Koch (Warenburg-2)*

Spelling Variations: 
Koch (Warenburg-2)*
Кохъ (Warenburg-2)*
Кухъ
Settled in the Following Colonies: 
Discussion & Documentation: 

Johann Georg Koch, a brewer (Bierbrauer), his wife Katharina, and [step-]son Johann Heinrich (age 7) arrived from Lübeck at the port of Oranienbaum on 15 June 1766 aboard the ship Die Vergelte Weintraube under the command of Skipper Anderson.

Johann Georg Koch, his wife Katharina, and stepson Johann Heinrich Nissen [sic] (age 8) are recorded on the 1767 census of Warenburg in Household No. 37. They had settled there on 12 May 1767.

Widower Johann Georg Kuch [sic] and his stepson Johann Heinrich Nies [sic] are recorded on the 1798 census of Warenburg in Household No.

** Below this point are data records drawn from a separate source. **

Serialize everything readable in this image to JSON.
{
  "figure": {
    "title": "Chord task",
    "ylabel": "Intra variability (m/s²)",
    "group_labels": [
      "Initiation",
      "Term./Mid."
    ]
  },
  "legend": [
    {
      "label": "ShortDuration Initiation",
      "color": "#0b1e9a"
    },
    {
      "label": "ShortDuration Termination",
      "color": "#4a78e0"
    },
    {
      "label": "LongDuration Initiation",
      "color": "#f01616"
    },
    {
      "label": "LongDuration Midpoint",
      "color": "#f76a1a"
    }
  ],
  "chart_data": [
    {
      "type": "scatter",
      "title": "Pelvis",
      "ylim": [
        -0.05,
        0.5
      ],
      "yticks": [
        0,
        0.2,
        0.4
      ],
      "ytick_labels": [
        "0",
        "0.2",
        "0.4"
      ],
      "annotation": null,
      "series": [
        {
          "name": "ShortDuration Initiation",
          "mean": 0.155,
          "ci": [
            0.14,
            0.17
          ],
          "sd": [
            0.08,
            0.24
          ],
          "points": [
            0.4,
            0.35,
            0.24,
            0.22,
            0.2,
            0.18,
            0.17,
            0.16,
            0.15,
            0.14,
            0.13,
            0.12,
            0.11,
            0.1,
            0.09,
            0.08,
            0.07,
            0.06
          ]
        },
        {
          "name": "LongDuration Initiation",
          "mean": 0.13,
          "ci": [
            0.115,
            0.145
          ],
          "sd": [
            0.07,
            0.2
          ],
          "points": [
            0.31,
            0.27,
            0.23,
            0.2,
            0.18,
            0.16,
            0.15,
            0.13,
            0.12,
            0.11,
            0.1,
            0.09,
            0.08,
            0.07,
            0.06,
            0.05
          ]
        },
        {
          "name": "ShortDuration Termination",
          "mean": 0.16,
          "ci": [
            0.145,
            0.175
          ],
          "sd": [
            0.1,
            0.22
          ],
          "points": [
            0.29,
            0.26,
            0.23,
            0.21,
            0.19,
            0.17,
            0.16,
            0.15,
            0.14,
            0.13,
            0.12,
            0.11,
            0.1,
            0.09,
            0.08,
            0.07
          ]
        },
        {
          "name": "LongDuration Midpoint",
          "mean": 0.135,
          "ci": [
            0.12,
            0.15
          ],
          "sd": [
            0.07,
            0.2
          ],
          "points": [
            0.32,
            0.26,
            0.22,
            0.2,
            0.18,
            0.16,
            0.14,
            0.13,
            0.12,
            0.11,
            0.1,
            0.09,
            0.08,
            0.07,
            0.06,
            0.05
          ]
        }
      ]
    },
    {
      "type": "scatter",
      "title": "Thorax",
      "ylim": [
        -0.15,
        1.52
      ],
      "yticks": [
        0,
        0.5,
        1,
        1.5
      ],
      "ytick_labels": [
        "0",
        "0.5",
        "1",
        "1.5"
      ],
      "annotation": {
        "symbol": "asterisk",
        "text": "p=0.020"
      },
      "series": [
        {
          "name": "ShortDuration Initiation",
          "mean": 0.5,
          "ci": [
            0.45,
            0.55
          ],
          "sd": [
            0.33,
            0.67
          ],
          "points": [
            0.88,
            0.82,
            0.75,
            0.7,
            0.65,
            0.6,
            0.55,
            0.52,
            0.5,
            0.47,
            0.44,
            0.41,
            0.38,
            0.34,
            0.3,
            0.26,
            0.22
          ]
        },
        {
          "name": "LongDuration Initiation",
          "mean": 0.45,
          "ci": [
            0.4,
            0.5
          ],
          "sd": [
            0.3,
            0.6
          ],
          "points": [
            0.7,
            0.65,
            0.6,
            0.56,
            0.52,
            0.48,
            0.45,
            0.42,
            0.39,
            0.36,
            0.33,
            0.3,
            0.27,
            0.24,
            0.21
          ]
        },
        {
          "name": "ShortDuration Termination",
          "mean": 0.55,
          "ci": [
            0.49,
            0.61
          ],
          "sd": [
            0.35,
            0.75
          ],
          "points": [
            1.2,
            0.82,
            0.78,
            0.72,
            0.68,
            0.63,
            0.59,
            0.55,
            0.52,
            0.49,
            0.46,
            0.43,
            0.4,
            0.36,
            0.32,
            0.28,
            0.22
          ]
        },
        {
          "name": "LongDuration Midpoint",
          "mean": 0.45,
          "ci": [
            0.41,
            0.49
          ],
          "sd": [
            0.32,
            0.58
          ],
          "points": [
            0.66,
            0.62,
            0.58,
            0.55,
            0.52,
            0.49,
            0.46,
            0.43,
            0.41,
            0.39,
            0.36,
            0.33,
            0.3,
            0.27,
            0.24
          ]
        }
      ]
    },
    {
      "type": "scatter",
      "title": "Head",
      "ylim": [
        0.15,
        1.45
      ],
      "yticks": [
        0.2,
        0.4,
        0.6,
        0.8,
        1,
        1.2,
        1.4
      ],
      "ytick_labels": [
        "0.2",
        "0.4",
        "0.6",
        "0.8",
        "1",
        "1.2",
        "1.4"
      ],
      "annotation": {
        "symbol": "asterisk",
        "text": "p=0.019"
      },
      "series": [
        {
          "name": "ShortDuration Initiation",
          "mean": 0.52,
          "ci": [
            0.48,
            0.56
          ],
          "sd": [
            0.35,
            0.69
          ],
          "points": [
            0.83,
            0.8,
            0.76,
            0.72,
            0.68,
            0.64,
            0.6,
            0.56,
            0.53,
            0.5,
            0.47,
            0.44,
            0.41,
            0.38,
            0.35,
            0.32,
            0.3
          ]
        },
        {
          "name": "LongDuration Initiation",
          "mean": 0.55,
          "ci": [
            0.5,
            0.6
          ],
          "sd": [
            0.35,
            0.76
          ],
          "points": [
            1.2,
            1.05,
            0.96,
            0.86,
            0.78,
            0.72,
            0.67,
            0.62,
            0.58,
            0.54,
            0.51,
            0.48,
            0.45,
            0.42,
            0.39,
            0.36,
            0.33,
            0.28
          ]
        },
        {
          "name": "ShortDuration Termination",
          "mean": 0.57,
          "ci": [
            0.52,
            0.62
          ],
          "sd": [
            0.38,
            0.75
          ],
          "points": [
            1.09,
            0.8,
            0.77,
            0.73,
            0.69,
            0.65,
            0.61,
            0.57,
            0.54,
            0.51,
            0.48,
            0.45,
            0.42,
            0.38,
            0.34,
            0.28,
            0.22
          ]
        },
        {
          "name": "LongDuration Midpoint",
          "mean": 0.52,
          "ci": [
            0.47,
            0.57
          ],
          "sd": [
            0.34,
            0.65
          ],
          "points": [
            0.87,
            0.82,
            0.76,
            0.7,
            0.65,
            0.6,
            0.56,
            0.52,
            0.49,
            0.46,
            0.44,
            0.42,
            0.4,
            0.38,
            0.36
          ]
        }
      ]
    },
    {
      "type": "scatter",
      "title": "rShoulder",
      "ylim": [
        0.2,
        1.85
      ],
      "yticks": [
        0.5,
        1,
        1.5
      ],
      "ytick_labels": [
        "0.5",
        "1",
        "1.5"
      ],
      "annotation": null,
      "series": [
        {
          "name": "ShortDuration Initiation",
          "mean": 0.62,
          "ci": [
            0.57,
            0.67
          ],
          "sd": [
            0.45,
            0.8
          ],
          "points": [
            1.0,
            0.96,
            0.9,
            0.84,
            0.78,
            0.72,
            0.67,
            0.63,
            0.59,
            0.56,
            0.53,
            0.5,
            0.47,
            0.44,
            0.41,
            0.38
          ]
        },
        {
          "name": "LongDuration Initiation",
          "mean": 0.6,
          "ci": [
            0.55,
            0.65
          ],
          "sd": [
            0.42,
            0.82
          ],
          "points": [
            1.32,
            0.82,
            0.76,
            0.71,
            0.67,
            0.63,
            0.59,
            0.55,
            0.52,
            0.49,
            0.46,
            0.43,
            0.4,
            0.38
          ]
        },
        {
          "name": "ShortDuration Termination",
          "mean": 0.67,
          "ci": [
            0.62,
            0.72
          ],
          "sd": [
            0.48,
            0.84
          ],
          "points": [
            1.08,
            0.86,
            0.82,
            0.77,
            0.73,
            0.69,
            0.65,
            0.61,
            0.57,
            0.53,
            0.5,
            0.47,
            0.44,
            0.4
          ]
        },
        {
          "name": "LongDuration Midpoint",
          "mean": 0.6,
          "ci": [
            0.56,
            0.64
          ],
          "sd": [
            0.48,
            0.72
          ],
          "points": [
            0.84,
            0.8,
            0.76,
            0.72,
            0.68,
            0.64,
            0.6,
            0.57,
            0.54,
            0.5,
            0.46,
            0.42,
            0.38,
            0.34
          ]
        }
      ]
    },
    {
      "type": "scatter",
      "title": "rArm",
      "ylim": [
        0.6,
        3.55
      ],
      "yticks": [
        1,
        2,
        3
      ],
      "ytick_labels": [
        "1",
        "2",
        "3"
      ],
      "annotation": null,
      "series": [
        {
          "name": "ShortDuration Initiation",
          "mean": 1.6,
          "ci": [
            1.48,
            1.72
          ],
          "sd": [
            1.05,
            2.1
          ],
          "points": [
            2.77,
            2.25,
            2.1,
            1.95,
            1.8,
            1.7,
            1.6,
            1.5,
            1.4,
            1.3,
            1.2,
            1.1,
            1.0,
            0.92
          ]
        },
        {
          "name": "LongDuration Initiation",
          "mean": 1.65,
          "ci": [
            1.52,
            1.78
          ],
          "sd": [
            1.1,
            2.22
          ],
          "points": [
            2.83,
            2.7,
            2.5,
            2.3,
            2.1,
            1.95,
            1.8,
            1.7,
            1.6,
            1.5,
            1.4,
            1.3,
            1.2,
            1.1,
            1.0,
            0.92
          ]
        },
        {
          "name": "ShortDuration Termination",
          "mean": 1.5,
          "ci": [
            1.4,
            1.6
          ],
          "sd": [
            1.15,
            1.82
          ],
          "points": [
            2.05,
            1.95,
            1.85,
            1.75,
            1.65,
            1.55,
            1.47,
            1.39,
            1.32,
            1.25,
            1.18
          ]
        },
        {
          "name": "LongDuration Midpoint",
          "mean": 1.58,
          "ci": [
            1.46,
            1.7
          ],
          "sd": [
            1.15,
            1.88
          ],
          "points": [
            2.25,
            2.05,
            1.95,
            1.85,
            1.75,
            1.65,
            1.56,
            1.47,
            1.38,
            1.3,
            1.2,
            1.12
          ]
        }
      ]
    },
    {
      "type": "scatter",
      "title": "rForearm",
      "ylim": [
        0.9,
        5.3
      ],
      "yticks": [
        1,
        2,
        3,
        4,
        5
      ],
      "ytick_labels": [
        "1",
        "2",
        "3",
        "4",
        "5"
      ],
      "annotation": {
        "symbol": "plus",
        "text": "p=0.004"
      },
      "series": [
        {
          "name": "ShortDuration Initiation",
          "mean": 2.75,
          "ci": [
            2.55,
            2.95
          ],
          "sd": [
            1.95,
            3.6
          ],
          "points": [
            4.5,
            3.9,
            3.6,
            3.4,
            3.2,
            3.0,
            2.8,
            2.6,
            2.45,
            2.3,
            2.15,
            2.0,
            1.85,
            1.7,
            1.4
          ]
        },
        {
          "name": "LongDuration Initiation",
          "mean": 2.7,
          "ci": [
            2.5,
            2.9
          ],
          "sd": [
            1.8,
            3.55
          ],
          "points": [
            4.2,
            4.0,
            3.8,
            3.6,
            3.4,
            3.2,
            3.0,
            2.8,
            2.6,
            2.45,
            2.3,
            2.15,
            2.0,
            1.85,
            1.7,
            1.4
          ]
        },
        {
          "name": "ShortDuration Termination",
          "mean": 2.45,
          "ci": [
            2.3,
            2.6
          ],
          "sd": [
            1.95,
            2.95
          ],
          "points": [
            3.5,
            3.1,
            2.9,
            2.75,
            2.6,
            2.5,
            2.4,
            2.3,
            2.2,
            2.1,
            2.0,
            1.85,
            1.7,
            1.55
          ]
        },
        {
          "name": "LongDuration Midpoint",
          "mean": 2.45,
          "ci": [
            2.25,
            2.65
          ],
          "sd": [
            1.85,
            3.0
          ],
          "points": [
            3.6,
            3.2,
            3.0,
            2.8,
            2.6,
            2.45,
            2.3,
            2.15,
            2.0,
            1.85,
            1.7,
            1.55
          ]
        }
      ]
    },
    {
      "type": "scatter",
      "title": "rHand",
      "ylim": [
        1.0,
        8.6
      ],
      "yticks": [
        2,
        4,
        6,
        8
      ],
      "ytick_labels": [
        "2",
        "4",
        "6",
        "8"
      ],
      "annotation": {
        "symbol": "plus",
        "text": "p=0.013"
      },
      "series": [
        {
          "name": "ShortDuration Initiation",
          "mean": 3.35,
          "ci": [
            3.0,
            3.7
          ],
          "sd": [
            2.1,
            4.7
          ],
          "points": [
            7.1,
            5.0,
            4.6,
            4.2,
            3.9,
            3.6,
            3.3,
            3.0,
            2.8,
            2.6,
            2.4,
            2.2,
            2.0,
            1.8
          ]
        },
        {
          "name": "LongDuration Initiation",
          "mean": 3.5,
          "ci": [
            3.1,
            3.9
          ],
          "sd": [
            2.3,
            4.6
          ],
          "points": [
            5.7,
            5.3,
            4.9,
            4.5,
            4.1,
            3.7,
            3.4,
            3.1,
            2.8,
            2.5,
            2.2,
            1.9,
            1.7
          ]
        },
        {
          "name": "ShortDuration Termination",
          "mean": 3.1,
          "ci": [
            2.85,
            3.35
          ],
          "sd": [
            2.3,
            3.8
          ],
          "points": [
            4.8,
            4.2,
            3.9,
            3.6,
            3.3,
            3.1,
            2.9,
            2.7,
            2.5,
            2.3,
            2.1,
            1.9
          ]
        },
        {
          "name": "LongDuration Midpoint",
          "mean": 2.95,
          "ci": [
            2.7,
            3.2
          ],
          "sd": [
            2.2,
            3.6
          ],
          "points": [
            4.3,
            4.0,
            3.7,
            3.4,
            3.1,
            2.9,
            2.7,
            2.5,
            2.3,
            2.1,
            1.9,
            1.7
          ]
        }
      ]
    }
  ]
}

Wr115.

The death of Johann Georg Kuch [sic] in 1799 is recorded on the 1811 census of Warenburg in Household No. 115.

The 1767 census records that Johann Georg Koch came from the German village of Perling... [?] in the Schwaben (Swabia) region.

There are no known surviving male lines of this Koch family among the Volga German colonies.

Sources: 

- 1811 Warenburg Census (Household No. 115).
- Mai, Brent Alan. 1798 Census of the German Colonies along the Volga: Economy, Population, and Agriculture (Lincoln, NE: American Historical Society of Germans from Russia, 1999): Wr115.
- Pleve, Igor. Einwanderung in das Wolgagebiet, 1764-1767 Band 4 (Göttingen: Der Göttinger Arbeitskreis, 2008): 327.
- Pleve, Igor. Lists of Colonists to Russia in 1766: Reports by Ivan Kulberg (Saratov: Saratov State Technical University, 2010): #780.